Technical Note: An Eubiosis Index for the Microbiome

Eubiosis is a measure of Representative-ness in the Gut

If you look at a place of employment, ideally you would see each part of society represented in the employees. For example:

  • 50% males and 50% females
  • 62% white
  • 19% Hispanic or Latino
  • 12.4% Black or Africian American
  • 2% with Autism
  • 3% Native American
  • .01 with Down Syndrome
  • etc

A place that matches (or close to matches) could be said to have 100% Eubiosis – that is the percentage expected in reflected in the employees. This does not reflect this firms profitability or employee turnover rates or any of a dozen of other measures. It is an adjunct measure that is statistically based. Most estimates of gut health are subjective, often based on beliefs or for a specific type of condition. This measure can be low for someone in good health with no symptoms, but the odds are low.

To illustrate this, the following is from one individual over time. Genus and Overall are from special studies.

2023-12-0649.7 %ile26.1%ile100%79%

The Eubiosis and Hawrelak both indicates worsening in the latest sample (my usual first question is: Any virus caught between samples? Second question is any vaccinations in the 6 weeks prior to the sample). Overall Citizen Science being high for symptoms indicates a strong pattern match to symptoms — which implies a worsening microbiome.

Below we have a bad Eubiosis, 3.9 — why is it bad because the amounts in each range is very far from the expected (statistically). The blue and red bars should be close to each other.

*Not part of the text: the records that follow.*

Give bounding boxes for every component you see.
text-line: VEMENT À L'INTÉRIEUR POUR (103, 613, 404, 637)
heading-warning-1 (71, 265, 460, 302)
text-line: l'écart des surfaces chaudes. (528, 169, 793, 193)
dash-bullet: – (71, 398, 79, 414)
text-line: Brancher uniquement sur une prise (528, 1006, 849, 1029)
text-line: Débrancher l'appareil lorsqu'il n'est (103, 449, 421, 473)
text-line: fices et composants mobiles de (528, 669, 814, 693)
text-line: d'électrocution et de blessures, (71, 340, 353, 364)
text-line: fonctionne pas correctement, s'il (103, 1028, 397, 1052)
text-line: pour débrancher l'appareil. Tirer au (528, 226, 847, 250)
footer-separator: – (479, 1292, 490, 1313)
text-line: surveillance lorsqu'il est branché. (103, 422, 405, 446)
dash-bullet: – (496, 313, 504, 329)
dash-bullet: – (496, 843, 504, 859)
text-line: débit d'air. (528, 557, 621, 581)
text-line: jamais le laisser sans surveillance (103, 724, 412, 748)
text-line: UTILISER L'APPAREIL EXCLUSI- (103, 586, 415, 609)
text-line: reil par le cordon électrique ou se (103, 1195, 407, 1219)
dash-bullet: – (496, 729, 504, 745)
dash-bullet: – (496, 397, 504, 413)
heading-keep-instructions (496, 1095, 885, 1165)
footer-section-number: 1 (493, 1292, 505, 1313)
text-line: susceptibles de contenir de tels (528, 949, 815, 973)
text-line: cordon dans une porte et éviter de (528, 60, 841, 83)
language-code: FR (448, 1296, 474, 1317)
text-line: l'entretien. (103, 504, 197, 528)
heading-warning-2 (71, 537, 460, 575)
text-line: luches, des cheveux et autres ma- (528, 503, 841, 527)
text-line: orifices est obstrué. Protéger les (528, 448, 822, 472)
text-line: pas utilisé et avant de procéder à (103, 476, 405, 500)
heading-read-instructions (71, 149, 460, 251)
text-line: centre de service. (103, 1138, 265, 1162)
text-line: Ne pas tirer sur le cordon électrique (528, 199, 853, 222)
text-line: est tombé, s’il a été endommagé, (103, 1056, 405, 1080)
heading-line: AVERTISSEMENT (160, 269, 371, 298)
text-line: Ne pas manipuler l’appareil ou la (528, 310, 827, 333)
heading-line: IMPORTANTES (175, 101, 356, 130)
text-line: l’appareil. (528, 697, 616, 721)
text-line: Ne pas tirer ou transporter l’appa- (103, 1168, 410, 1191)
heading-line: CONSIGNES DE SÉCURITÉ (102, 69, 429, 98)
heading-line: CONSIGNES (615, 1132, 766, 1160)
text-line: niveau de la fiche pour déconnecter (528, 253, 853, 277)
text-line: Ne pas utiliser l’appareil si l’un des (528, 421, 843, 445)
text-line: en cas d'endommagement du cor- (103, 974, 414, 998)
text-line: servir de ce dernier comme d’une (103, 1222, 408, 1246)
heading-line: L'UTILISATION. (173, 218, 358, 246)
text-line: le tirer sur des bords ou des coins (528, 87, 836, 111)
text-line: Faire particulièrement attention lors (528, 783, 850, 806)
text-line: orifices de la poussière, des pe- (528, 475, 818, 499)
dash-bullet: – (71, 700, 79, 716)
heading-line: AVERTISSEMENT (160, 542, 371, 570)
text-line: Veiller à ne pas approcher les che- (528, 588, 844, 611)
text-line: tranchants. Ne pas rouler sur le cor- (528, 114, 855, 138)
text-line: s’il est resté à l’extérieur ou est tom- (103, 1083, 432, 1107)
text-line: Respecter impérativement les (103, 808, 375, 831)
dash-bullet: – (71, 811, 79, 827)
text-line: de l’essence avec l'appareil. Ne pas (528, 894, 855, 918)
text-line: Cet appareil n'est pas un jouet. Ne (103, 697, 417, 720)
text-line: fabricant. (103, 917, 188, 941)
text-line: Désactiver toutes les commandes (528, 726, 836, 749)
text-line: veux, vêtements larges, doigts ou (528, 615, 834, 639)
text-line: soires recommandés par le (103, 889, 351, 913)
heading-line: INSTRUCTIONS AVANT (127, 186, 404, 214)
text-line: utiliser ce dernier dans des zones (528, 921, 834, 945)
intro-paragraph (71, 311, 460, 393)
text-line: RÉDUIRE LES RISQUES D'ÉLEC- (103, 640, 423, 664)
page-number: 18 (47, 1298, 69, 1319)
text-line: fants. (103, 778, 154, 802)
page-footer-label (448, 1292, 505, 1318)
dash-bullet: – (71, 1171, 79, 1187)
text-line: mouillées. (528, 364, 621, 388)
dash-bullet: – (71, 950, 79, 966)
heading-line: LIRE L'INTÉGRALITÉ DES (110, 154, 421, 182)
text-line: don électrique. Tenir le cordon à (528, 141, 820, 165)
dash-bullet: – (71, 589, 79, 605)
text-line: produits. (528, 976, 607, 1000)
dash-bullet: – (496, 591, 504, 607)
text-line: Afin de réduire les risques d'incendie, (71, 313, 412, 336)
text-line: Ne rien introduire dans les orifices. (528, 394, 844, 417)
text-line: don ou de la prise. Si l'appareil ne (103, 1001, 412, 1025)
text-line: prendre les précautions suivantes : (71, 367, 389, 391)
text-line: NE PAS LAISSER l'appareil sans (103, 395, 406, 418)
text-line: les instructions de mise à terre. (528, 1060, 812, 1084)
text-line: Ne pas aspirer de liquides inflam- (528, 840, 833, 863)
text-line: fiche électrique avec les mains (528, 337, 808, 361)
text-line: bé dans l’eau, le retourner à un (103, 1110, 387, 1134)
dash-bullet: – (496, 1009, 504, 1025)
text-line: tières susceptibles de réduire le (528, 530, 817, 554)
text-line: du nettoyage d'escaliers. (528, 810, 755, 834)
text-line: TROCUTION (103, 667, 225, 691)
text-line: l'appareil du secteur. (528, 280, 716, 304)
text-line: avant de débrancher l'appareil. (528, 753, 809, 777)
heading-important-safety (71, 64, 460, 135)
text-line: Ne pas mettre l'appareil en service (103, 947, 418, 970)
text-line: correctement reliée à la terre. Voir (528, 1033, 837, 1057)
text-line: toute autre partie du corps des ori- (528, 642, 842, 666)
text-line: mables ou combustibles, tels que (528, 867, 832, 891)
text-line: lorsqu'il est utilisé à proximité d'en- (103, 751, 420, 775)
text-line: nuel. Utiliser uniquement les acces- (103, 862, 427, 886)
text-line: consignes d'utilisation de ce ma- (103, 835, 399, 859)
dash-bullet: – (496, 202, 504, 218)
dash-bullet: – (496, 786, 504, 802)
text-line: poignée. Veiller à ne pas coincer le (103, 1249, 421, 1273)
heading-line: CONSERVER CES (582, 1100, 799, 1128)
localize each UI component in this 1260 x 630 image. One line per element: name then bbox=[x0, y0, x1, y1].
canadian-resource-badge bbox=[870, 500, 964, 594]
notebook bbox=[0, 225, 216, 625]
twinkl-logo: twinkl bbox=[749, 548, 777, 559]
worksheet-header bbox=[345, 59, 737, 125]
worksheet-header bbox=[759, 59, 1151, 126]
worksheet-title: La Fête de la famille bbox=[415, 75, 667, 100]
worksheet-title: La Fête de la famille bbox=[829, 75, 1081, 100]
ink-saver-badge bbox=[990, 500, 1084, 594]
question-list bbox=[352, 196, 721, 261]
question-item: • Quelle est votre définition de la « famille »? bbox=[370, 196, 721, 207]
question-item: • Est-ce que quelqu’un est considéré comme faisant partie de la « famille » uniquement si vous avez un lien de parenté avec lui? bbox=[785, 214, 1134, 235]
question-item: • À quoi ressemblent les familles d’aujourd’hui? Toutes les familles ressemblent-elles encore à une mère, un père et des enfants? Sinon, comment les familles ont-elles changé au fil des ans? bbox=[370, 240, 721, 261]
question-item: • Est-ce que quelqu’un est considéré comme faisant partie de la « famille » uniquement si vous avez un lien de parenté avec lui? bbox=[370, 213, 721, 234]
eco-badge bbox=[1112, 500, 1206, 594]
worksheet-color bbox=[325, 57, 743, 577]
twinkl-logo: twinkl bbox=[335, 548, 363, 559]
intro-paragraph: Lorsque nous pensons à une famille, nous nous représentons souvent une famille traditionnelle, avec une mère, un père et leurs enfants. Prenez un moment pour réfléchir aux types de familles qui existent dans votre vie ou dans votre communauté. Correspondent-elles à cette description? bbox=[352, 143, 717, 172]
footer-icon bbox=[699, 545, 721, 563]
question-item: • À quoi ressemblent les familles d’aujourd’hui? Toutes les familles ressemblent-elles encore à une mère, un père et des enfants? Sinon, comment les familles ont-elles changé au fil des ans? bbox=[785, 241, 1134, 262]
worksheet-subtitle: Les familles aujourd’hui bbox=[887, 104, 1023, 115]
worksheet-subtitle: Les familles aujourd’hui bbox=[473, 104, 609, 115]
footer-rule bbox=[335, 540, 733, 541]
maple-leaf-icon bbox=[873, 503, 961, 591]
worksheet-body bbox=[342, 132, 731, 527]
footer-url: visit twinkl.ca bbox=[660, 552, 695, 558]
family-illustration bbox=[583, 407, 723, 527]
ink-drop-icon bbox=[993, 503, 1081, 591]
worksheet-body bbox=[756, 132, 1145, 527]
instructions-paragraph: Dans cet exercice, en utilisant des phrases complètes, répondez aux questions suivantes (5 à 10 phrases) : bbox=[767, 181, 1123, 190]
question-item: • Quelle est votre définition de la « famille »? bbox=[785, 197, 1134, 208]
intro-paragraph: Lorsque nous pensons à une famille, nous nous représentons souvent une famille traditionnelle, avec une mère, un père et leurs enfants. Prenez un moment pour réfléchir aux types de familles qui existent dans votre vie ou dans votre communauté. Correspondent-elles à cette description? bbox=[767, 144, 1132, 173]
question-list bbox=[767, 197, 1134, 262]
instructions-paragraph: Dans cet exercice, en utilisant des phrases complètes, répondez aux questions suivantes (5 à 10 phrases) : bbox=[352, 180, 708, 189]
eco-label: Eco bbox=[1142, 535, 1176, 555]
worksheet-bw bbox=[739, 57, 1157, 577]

This note in a continuation of an earlier note:

I am a statistician and operations research person by training and experience. I tend to take novel approaches to many issues based on mathematics. These are recorded in this series of notes

I have some 4,600 different unique microbiome samples uploaded to my citizen science site. Most of these are from people with gut issues. Some are from health hackers (i.e. no issues).

A simple Chi2 experiment using percentages of percentiles is done. I bucketized the genus data into 10% percentile ranges resulting in 10 buckets, compute the chi2 and thus we have 9 degree of freedom.

Genus has adequate counts per sample. Species reporting is often very sparse for some tests (depending on the number of reads that the lab set as a threshold, etc.). Genus gives the highest count for a specific taxonomy rank in this dataset.

I then proceeded to plot the values to see what the data looks like. Note the significance levels for 9 degree of freedom below

  • 14.7 is 0.1
  • 16.9 is 0.05
  • 19.02 is 0.025
  • 21.7 is 0.01
  • 27.9 is 0.001

Over all of the values, we do see some extreme values

But let us look a less extreme values

We now need to do a little math assuming there was no significance, i.e. the numbers were happening random.

  • 0.1 (aka 10%) means that 90% of the samples would be expected to have a chi2 value of 14.7 or less. We have 1130/4600 or 24% of the samples

We could start working to lower values, but using 14.7 means that 1/4 of the samples at this value may not have dysbiosis. Taking 0.1 and this ratio, we can estimate that we have around a 97% chance of correctly identifying dysbiosis

General conclusion is that a gut without dysbiosis would have a chi2 value of 15 or below for genus.

The Challenge of Getting a “Health Index” for the Microbiome

Looking at a variety of microbiome testing sites I see a lot of “flying by the seats of their pants” being tossed out. IMHO, these sites are soiling their pants — somewhat appropriate for this business :-).

I believe we can create a statistically valid index that works solely off the numbers and not some idealized concept of what a healthy gut should be. We use the above analysis to create this index.

People like have a percentage number for a healthy gut, then the following is suggested (which is actually a percentile ranking):

  • Under 15: 100% good
  • Over 15: 100 – (Percentile over those over 15)

For lack of a better name (and keeping with naming practices for indices), I will call this the Lassesen Eubiosis Index with 100% being no apparent sign of dysbiosis and good eubiosis.

From the set of samples used above, I extracted a reference table (which may vary according to the test used and the population used). Since I know that the majority of samples have dysbiosis issues, this is likely a reasonable guideline.

Eubiosis IndexChi2

The joy of this approach is that it simple, statistically valid and is taxonomy agnostic. No judgement calls are being made on good or bad bacteria.

Example of 100% Eubiosis

We see a dip at the 50-59%ile range but this minor disturbance does not register as a likely dysbiosis.